FHA loans are popular with mortgage borrowers and brokers but why?

First, FHA loans offer borrowers lower down payments and have less stringent requirements to be qualified. FHA loans are insured by the Federal Housing Administration (FHA). Borrowers are able to get FHA loans by paying for a mortgage insurance that protects lenders in case of default.

WHY FHA LOANS

Lenders offer FHA loans at a more attractive interest rate because the insurance that comes along with FHA loans protects them from possible default by a borrower.

Here are 7 more facts about FHA home mortgage loans:

Down Payment

The Down Payment rates for an FHA loan can fluctuate from borrower to borrower depending heavily on credit score.
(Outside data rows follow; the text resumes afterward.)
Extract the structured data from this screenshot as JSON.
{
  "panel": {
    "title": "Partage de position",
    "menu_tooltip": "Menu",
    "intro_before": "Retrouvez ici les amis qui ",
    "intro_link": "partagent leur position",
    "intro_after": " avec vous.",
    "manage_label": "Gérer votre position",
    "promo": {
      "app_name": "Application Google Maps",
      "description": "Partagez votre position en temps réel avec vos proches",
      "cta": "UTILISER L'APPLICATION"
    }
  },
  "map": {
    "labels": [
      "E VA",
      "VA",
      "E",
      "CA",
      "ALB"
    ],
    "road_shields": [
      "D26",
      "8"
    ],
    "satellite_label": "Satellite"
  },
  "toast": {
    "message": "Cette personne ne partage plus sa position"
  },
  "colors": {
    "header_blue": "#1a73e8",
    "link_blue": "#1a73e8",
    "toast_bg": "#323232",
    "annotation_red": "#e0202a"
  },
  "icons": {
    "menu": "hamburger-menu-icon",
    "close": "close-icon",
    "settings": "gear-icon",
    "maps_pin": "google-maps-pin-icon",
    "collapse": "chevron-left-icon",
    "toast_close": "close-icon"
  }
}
If the borrower has a credit score of 580 or higher can generally get a mortgage with a down payment of only 3.5%

Those with credit scores of 500-579 must make down payments of 10% and those with credit below 500 are usually ineligible for FHA loans. Though, those with “non-traditional credit” or insufficient credit can meet other requirements and receive a loan.

More Down Payment

Most borrowers qualify for 3.5% down payment for an FHA loan. Saved cash can be used for the down payment or even gifts from family or a grant from state or local down payment assistance programs.

Closing Costs

The FHA allows home sellers, builders and lenders to pay some of the borrower’s closing costs, such as an appraisal, credit report or title expenses. For example, a builder might offer to pay closing costs as an inducement for the borrower to buy a new home.

Lender Requirements

Lenders must be approved and registered with the FHA to offer FHA loans. The FHA offers the insurance and approved brokers lend the money. FHA Loan Group is approved to provide FHA loans.
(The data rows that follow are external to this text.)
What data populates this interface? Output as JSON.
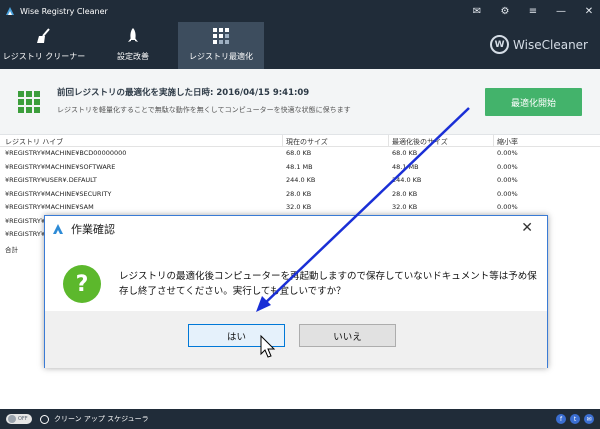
{
  "window": {
    "title": "Wise Registry Cleaner",
    "controls": [
      "minimize-icon",
      "settings-icon",
      "menu-icon",
      "minimize-window-icon",
      "maximize-icon",
      "close-icon"
    ]
  },
  "nav": {
    "tabs": [
      {
        "label": "レジストリ クリーナー",
        "icon": "broom-icon"
      },
      {
        "label": "設定改善",
        "icon": "rocket-icon"
      },
      {
        "label": "レジストリ最適化",
        "icon": "grid-icon",
        "active": true
      }
    ],
    "brand": "WiseCleaner",
    "brand_logo": "W"
  },
  "banner": {
    "title": "前回レジストリの最適化を実施した日時: 2016/04/15 9:41:09",
    "description": "レジストリを軽量化することで無駄な動作を無くしてコンピューターを快適な状態に保ちます",
    "button": "最適化開始",
    "accent": "#43b36b"
  },
  "table": {
    "headers": [
      "レジストリ ハイブ",
      "現在のサイズ",
      "最適化後のサイズ",
      "縮小率"
    ],
    "rows": [
      [
        "¥REGISTRY¥MACHINE¥BCD00000000",
        "68.0 KB",
        "68.0 KB",
        "0.00%"
      ],
      [
        "¥REGISTRY¥MACHINE¥SOFTWARE",
        "48.1 MB",
        "48.1 MB",
        "0.00%"
      ],
      [
        "¥REGISTRY¥USER¥.DEFAULT",
        "244.0 KB",
        "244.0 KB",
        "0.00%"
      ],
      [
        "¥REGISTRY¥MACHINE¥SECURITY",
        "28.0 KB",
        "28.0 KB",
        "0.00%"
      ],
      [
        "¥REGISTRY¥MACHINE¥SAM",
        "32.0 KB",
        "32.0 KB",
        "0.00%"
      ],
      [
        "¥REGISTRY¥",
        "",
        "",
        ""
      ],
      [
        "¥REGISTRY¥",
        "",
        "",
        ""
      ],
      [
        "合計",
        "",
        "",
        ""
      ]
    ]
  },
  "footer": {
    "toggle": "OFF",
    "scheduler": "クリーン アップ スケジューラ",
    "social": [
      "f",
      "t",
      "✉"
    ]
  },
  "dialog": {
    "title": "作業確認",
    "message": "レジストリの最適化後コンピューターを再起動しますので保存していないドキュメント等は予め保存し終了させてください。実行しても宜しいですか？",
    "yes": "はい",
    "no": "いいえ",
    "icon": "question-icon"
  },
  "annotation": {
    "arrow_color": "#1a2fd6"
  }
}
Paying the Mortgage Insurance

Two mortgage insurance premiums are required on all FHA loans: The upfront premium is 1.75 percent of the loan amount — $1,750 for a $100,000 loan. This upfront premium is paid when the borrower gets the loan. It can be financed as part of the loan amount.

The second is called the annual premium, although it is paid monthly. It varies based on the length of the loan, the amount borrowed and the initial loan-to-value ratio, or LTV.

Extra Cash through FHA Loans

The FHA has a loan program that allows borrowers to get extra cash to make repairs to their home. The loan amount is based not on the current value of the home but the projected value after the repairs. Also, streamlined loan allows borrowers to finance up to 35k for repairs that are non-structural like painting, replacing fixtures, cabinets, etc.

Financial Hardship Relief

Loan servicers can offer some relief to borrowers who have an FHA-insured loan, have suffered a serious financial hardship and are struggling to make their payments. That relief might be a temporary period of forbearance, a loan modification that would lower the interest rate or extend the payback period, or a deferral of part of the loan balance at no interest.